Cellular internalization of SARS-CoV-2 into A549 cells. After assessing the interaction of SARS-CoV-2 with the SDC4 ectodomain, we conducted studies on A549 cells, a human airway epithelia with a reportedly low level of endogenous ACE2 expression65. As transfection of ACE2 did not render to A549 cells to support SARS-CoV replication, A549 cells offer an ideal cellular model to study novel pathways for coronavirus entry69. Exploration of the SDC expression profile showed modest, yet detectable levels of SDCs in A549 cells (Figs. 3a and b). In terms of ACE2 expression, A549 cells express significantly less ACE2 then WT K562 cells, yet internalize heat-inactivated SARS-CoV-2 more efficiently (Figs. 3e-i), suggesting that ACE2 independent cellular modalities are also involved in the cellular uptake of SARS-CoV-2. Considering A549 cells’ richer expression of SDCs (Figs. 3c and d), along with previous findings of increased SARS-CoV-2 uptake due to SDC overexpression, we also explored the involvement of SDCs in SARS-CoV-2 uptake on A549 cells. Imaging flow cytometry and confocal microscopy analyses demonstrated the high colocalization of SDCs with SARS-CoV-2 (Figs. 4a and b). ACE2, the established receptor for SARS-CoV- 2 also showed high colocalization with the virus in uptake studies on A549 cells (Figs. 4a and b). The next steps showed that ACE2 and SDCs colocalize during SARS-CoV-2 uptake, suggesting that ACE2 and SDCs collaborate in mediating SARS-CoV-2 internalization (Figs. 4c and d). Co-IP studies also confirmed SARS-CoV-2 binding SDC4, but also ACE2 (Supplementary Fig. S6).

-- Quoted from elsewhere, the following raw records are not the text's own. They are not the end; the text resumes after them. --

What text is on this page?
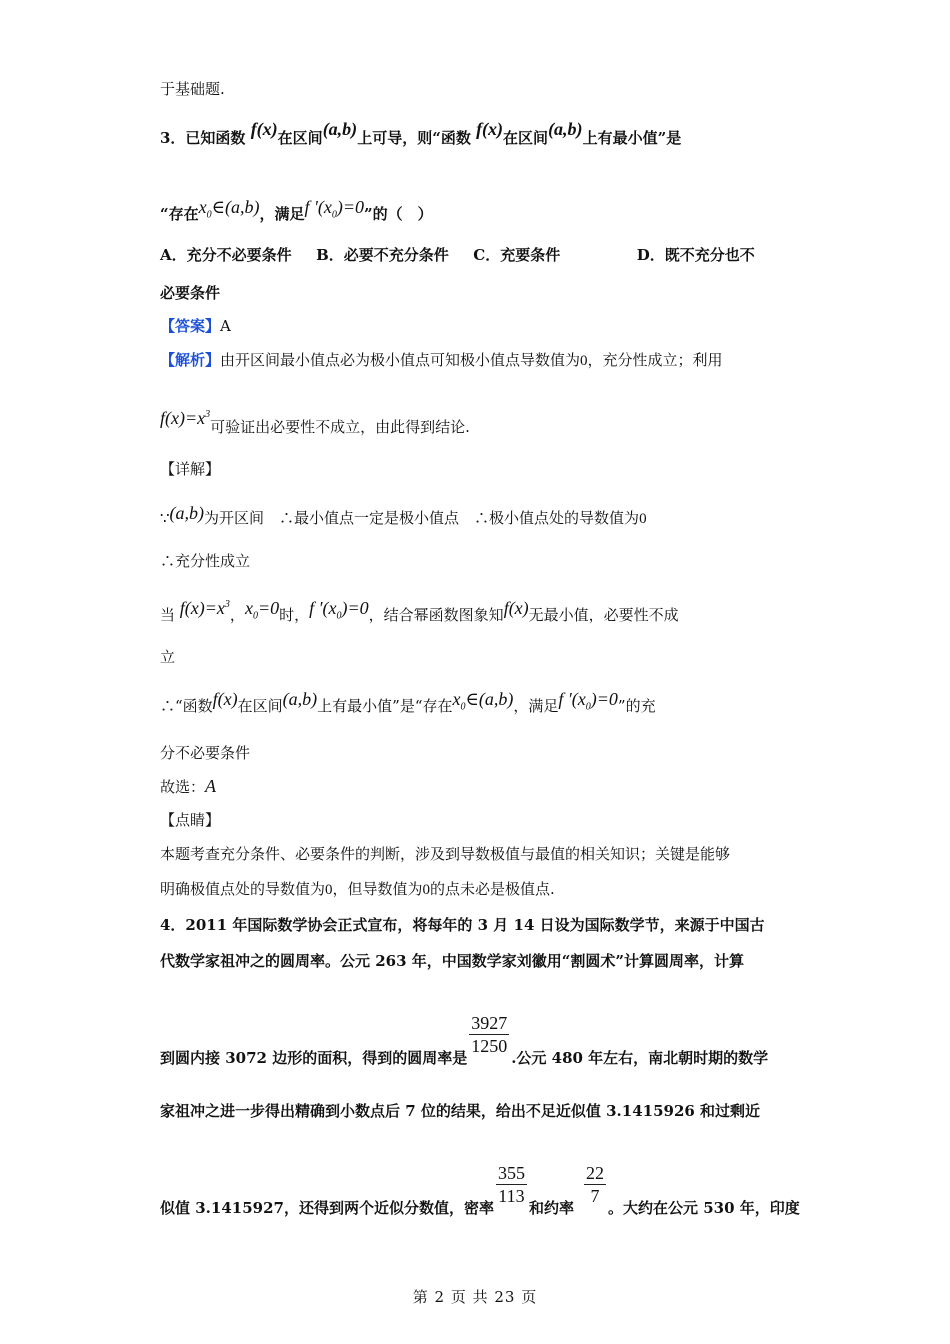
于基础题.
3．已知函数 f(x)在区间(a,b)上可导，则“函数 f(x)在区间(a,b)上有最小值”是
“存在$x_0\in(a,b)$，满足f $'(x_0)=0$”的（　）
A．充分不必要条件 B．必要不充分条件 C．充要条件	D．既不充分也不
必要条件
【答案】A
【解析】由开区间最小值点必为极小值点可知极小值点导数值为0，充分性成立；利用
$f(x)=x^3$可验证出必要性不成立，由此得到结论.
【详解】
∵(a,b)为开区间　∴最小值点一定是极小值点　∴极小值点处的导数值为0
∴充分性成立
当 $f(x)=x^3$，$x_0=0$时，f $'(x_0)=0$，结合幂函数图象知f(x)无最小值，必要性不成
立
∴“函数f(x)在区间(a,b)上有最小值”是“存在$x_0\in(a,b)$，满足f $'(x_0)=0$”的充
分不必要条件
故选：A
【点睛】
本题考查充分条件、必要条件的判断，涉及到导数极值与最值的相关知识；关键是能够
明确极值点处的导数值为0，但导数值为0的点未必是极值点.
4．2011 年国际数学协会正式宣布，将每年的 3 月 14 日设为国际数学节，来源于中国古
代数学家祖冲之的圆周率。公元 263 年，中国数学家刘徽用“割圆术”计算圆周率，计算
到圆内接 3072 边形的面积，得到的圆周率是
$\frac{3927}{1250}$
.公元 480 年左右，南北朝时期的数学
家祖冲之进一步得出精确到小数点后 7 位的结果，给出不足近似值 3.1415926 和过剩近
似值 3.1415927，还得到两个近似分数值，密率
$\frac{355}{113}$
和约率
$\frac{22}{7}$
。大约在公元 530 年，印度
第 2 页 共 23 页
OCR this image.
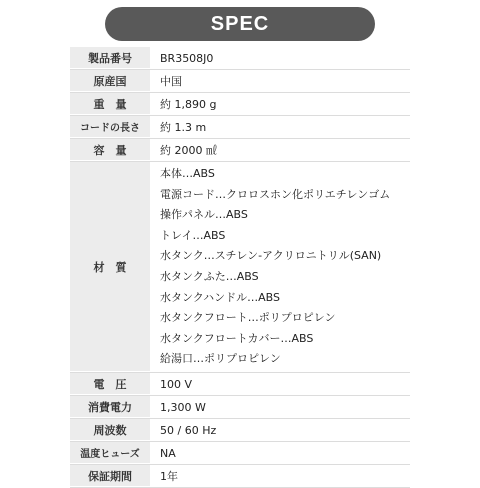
SPEC
製品番号	BR3508J0
原産国	中国
重　量	約 1,890 g
コードの長さ	約 1.3 m
容　量	約 2000 ㎖
材　質
本体…ABS
電源コード…クロロスホン化ポリエチレンゴム
操作パネル…ABS
トレイ…ABS
水タンク…スチレン-アクリロニトリル(SAN)
水タンクふた…ABS
水タンクハンドル…ABS
水タンクフロート…ポリプロピレン
水タンクフロートカバー…ABS
給湯口…ポリプロピレン
電　圧	100 V
消費電力	1,300 W
周波数	50 / 60 Hz
温度ヒューズ	NA
保証期間	1年
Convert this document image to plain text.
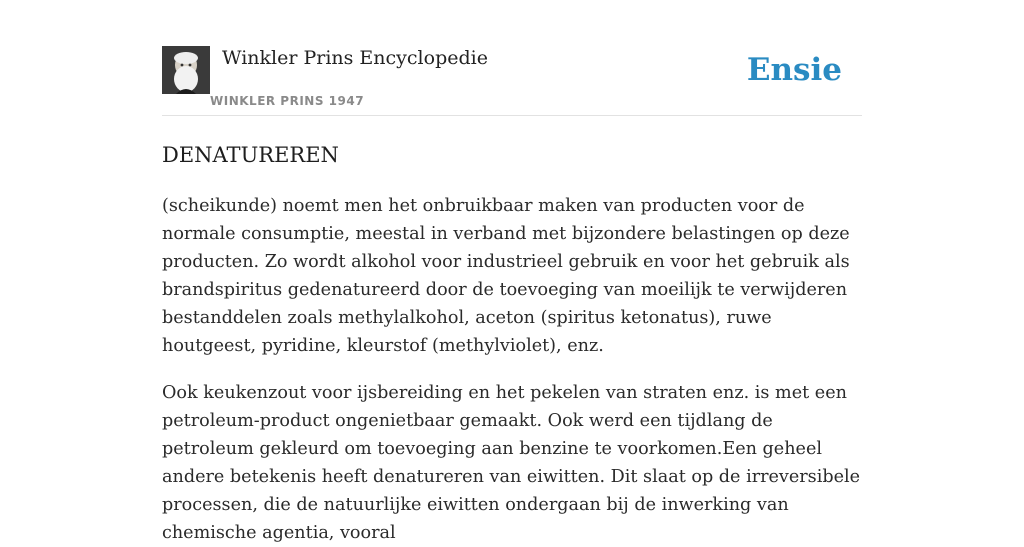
Winkler Prins Encyclopedie
WINKLER PRINS 1947
Ensie
DENATUREREN

(scheikunde) noemt men het onbruikbaar maken van producten voor de normale consumptie, meestal in verband met bijzondere belastingen op deze producten. Zo wordt alkohol voor industrieel gebruik en voor het gebruik als brandspiritus gedenatureerd door de toevoeging van moeilijk te verwijderen bestanddelen zoals methylalkohol, aceton (spiritus ketonatus), ruwe houtgeest, pyridine, kleurstof (methylviolet), enz.

Ook keukenzout voor ijsbereiding en het pekelen van straten enz. is met een petroleum-product ongenietbaar gemaakt. Ook werd een tijdlang de petroleum gekleurd om toevoeging aan benzine te voorkomen.Een geheel andere betekenis heeft denatureren van eiwitten. Dit slaat op de irreversibele processen, die de natuurlijke eiwitten ondergaan bij de inwerking van chemische agentia, vooral
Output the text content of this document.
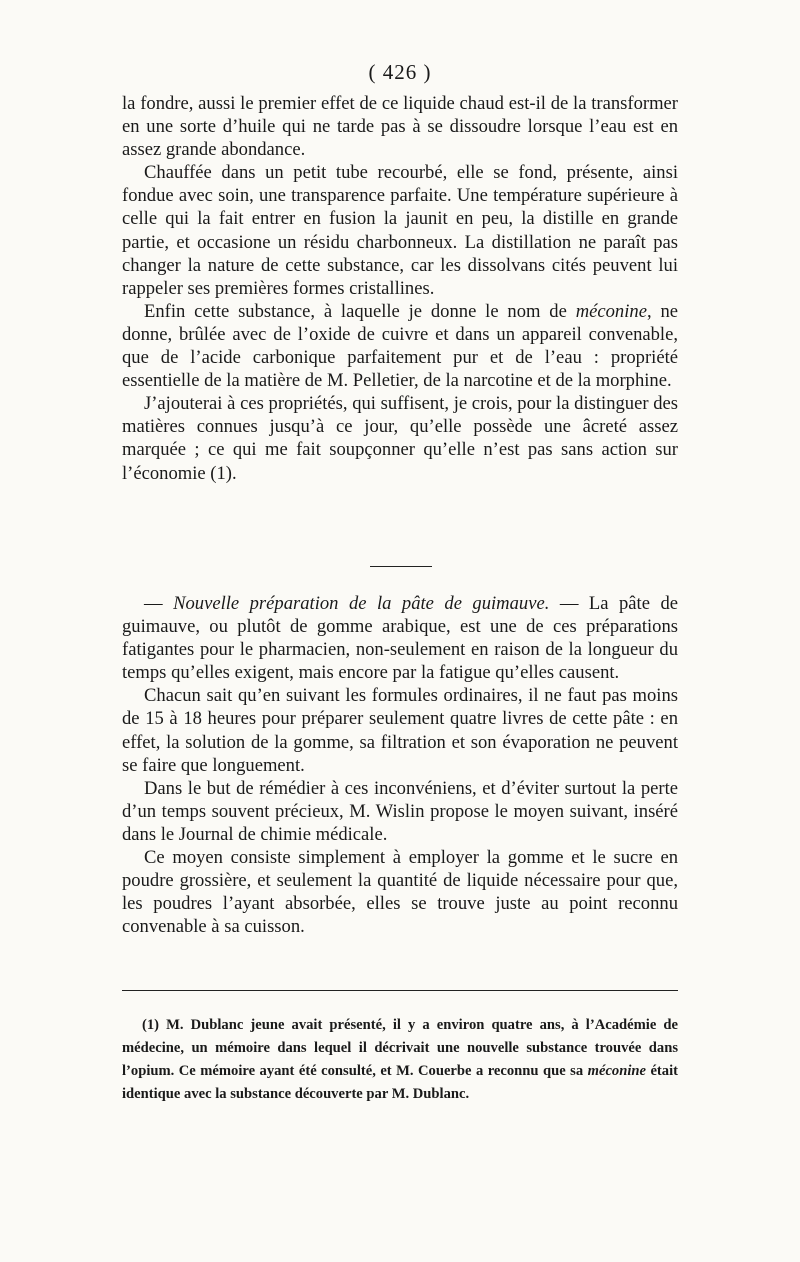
( 426 )

la fondre, aussi le premier effet de ce liquide chaud est-il de la transformer en une sorte d’huile qui ne tarde pas à se dissoudre lorsque l’eau est en assez grande abondance.

Chauffée dans un petit tube recourbé, elle se fond, présente, ainsi fondue avec soin, une transparence parfaite. Une température supérieure à celle qui la fait entrer en fusion la jaunit en peu, la distille en grande partie, et occasione un résidu charbonneux. La distillation ne paraît pas changer la nature de cette substance, car les dissolvans cités peuvent lui rappeler ses premières formes cristallines.

Enfin cette substance, à laquelle je donne le nom de méconine, ne donne, brûlée avec de l’oxide de cuivre et dans un appareil convenable, que de l’acide carbonique parfaitement pur et de l’eau : propriété essentielle de la matière de M. Pelletier, de la narcotine et de la morphine.

J’ajouterai à ces propriétés, qui suffisent, je crois, pour la distinguer des matières connues jusqu’à ce jour, qu’elle possède une âcreté assez marquée ; ce qui me fait soupçonner qu’elle n’est pas sans action sur l’économie (1).

— Nouvelle préparation de la pâte de guimauve. — La pâte de guimauve, ou plutôt de gomme arabique, est une de ces préparations fatigantes pour le pharmacien, non-seulement en raison de la longueur du temps qu’elles exigent, mais encore par la fatigue qu’elles causent.

Chacun sait qu’en suivant les formules ordinaires, il ne faut pas moins de 15 à 18 heures pour préparer seulement quatre livres de cette pâte : en effet, la solution de la gomme, sa filtration et son évaporation ne peuvent se faire que longuement.

Dans le but de rémédier à ces inconvéniens, et d’éviter surtout la perte d’un temps souvent précieux, M. Wislin propose le moyen suivant, inséré dans le Journal de chimie médicale.

Ce moyen consiste simplement à employer la gomme et le sucre en poudre grossière, et seulement la quantité de liquide nécessaire pour que, les poudres l’ayant absorbée, elles se trouve juste au point reconnu convenable à sa cuisson.

(1) M. Dublanc jeune avait présenté, il y a environ quatre ans, à l’Académie de médecine, un mémoire dans lequel il décrivait une nouvelle substance trouvée dans l’opium. Ce mémoire ayant été consulté, et M. Couerbe a reconnu que sa méconine était identique avec la substance découverte par M. Dublanc.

SDCs facilitate cellular uptake of the SARS-CoV-2 spike protein S1 subunit. To widen the understanding of SARS-CoV-2’s complex cellular entry, we also explored the cellular interactions of the SARS-CoV-2 spike protein S1 subunit (spikeS1), responsible for mediating attachment to host cells. At first, we explored the potential cellular uptake of spikeS1 into SDC transfectants created in K562 cells. Just like in the case of heat-inactivated SARS-CoV-2, SDC transfectants with an equal amount of HS expression were selected and, along with WT K562 cells, treated with spikeS1. After 18 h of incubation, cellular uptake was detected by incubating the spikeS1-treated, fixed and permeabilized cells with fluorescently (FITC) labeled antibody specific for the N-terminal His-tag of the recombinant spikeS1. For imaging flow cytometry analyses, extracellular fluorescence of surface-attached spikeS1 was removed with trypsinization (according to the method described by Nakase et al.)67. Imaging flow cytometry analyses revealed increased uptake of spikeS1 into SDC lines (Figs. 5a-c). Among SDCs, SDC4 significantly increased the uptake of spikeS1 (p<0.01). (Incubating the cells with the fluorescently labeled anti-His tag antibodies without spikeS1 pretreatment did not induce any difference in fluorescence among the applied K562 cells and SDC transfectants, showing that no unspecific binding influenced the detected fluorescence intensities in spikeS1-treated cells [Supplementary Fig. S7]). Colocalization studies revealed a significant degree of colocalization between spikeS1 and SDC4, suggesting the same route SDC4 and spikeS1 follow during cellular entry (Figs. 5d and e). Namely, both the BDS and the MOC for SDC4 and spikeS1 were around 3 and 0.8, respectively, hence indicating significant colocalization (Figs. 5d and e).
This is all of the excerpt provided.